An interesting relic from the past has been rescued from oblivion and restored to its original position. This is the cross which formerly stood at ‘Watching Place,’ in the parish of North Bovey, at the point of junction of the lane leading from that village with the Moretonhamstead and Princetown road. It is known as Beetor Cross, and tradition says it marked the spot where a battle was fought between the Christian British of the Moor and the Pagan Saxon invaders. Be that as it may, the generally accepted opinion now is that this and many other wayside crosses were erected to serve as landmarks to guide travellers and were fashioned in the form of the symbol of Christianity to save them from mutilation or destruction in an age when such symbols were religiously respected. In later and more practical times, however, these crosses ceased to be treated with veneration, and many of them were removed to serve as gateposts. The Beetor Cross has been similarly utilised for upwards of 25 years on the adjoining property. Early in the year Mr. Thornton brought the cross to the notice of members of the Teign Naturalist Field Club, who unanimously voted a sum of money to cover the cost of restoring it to its proper place. This work was completed by Mr. Thornton with the hearty co-operation of Mr. Taylor, the owner, on Thursday last. A party of 45 members and guests met at Bovey Tracey and drove to the spot to inspect the newly-erected cross. A heavy thunder shower somewhat marred proceedings, but through Mr. Thornton’s forethought and the owner’s hospitality shelter was afforded to the party in the ample kitchen of Beetor Farmhouse…” – Western Morning News, August 28th, 1900.

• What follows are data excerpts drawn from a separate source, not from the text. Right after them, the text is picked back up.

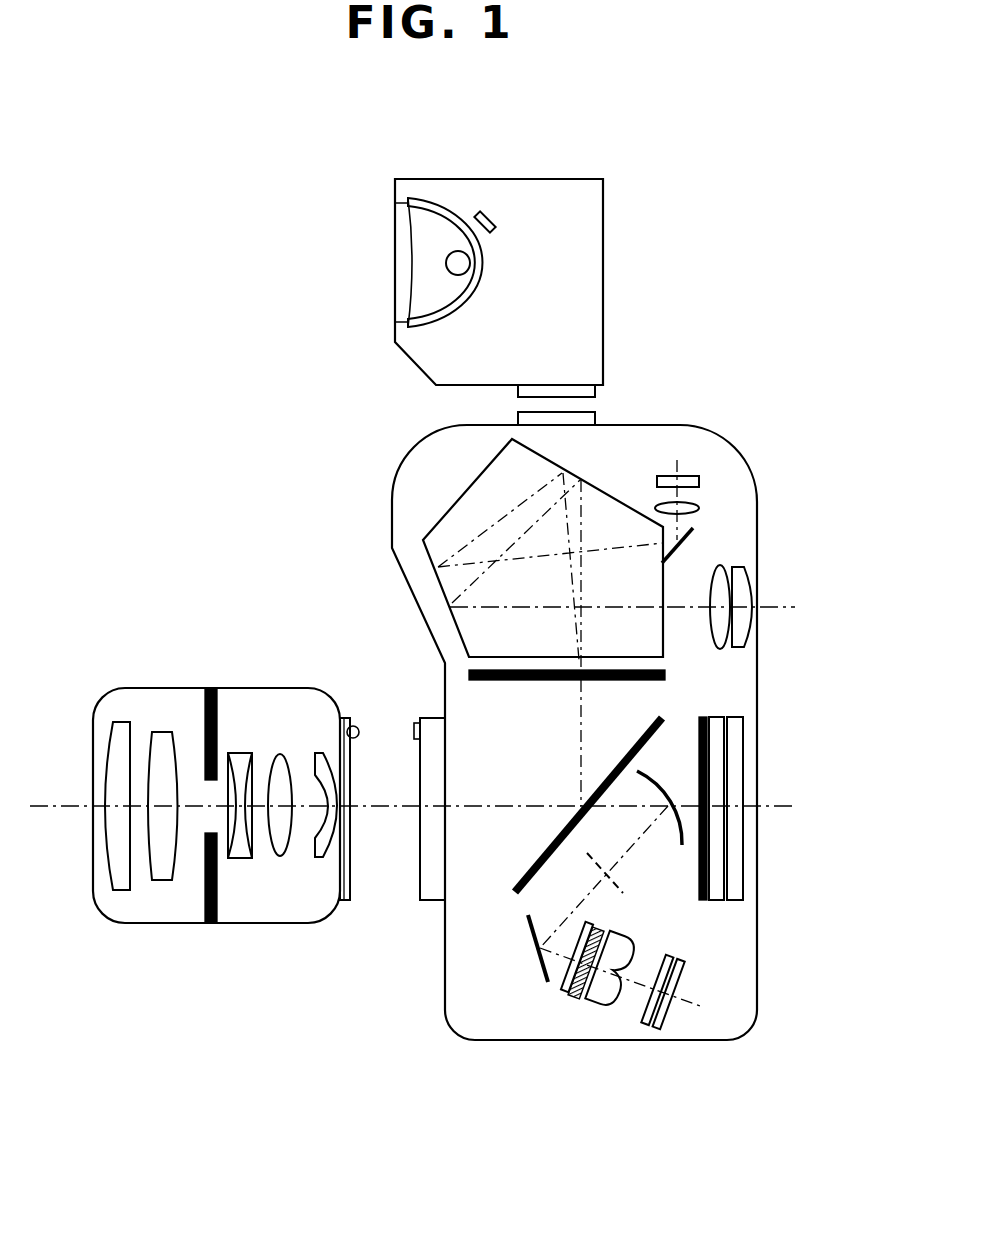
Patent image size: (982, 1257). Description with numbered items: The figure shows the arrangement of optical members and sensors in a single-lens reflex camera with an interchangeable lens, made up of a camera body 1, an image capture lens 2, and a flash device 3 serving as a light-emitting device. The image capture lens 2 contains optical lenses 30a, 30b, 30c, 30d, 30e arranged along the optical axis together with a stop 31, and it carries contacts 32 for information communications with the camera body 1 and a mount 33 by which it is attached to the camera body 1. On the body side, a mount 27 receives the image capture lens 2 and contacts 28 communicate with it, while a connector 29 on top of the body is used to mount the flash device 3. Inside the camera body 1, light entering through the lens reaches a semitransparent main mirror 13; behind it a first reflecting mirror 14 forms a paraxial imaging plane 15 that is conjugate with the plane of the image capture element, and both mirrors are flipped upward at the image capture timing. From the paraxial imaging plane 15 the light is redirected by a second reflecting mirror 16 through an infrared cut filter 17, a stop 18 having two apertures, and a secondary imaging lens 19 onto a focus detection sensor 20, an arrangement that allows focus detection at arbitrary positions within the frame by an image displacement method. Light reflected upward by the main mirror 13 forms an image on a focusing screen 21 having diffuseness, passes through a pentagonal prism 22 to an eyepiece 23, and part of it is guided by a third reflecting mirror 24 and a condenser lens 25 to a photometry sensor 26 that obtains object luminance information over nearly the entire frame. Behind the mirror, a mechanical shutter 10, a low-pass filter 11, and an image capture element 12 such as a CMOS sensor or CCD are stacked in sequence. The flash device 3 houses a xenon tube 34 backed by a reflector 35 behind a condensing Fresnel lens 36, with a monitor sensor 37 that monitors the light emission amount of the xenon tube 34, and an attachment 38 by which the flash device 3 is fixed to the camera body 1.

The camera body 1 is at (392, 494).
The image capture lens 2 is at (140, 688).
The flash device 3 is at (553, 179).
The mechanical shutter 10 is at (703, 717).
The low-pass filter 11 is at (715, 838).
The image capture element 12 is at (735, 868).
The main mirror 13 is at (662, 718).
The first reflecting mirror 14 is at (648, 778).
The paraxial imaging plane 15 is at (615, 882).
The second reflecting mirror 16 is at (528, 932).
The infrared cut filter 17 is at (560, 995).
The stop 18 is at (578, 1000).
The secondary imaging lens 19 is at (603, 1002).
The focus detection sensor 20 is at (676, 985).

Finally for those who are interested in size and proportions of the cross and don’t fancy scrambling up that wall, here are the ones I took; “Height = 1.37 m.,  Span = 40 cm., and Circumference = 1.15 m. The alignment is NW – SE but this has no relevance to its original orientation and the cross can be found at Ordnance Survey grid reference – SX 7131 8419.” – Sandles, p.8.


Crossing, W. 1990. Crossing’s Guide to Dartmoor. Brixham: Quay Publications.
Page, Ll. W. 1895. An Exploration of Dartmoor. London: Seeley & Co. Ltd.
Rowe,S. 1985. A Perambulation of Dartmoor. Exeter: Devon Books.
Sandles, T. 1997. A Pilgrimage to Dartmoor Crosses. Liverton: Forest Publishing.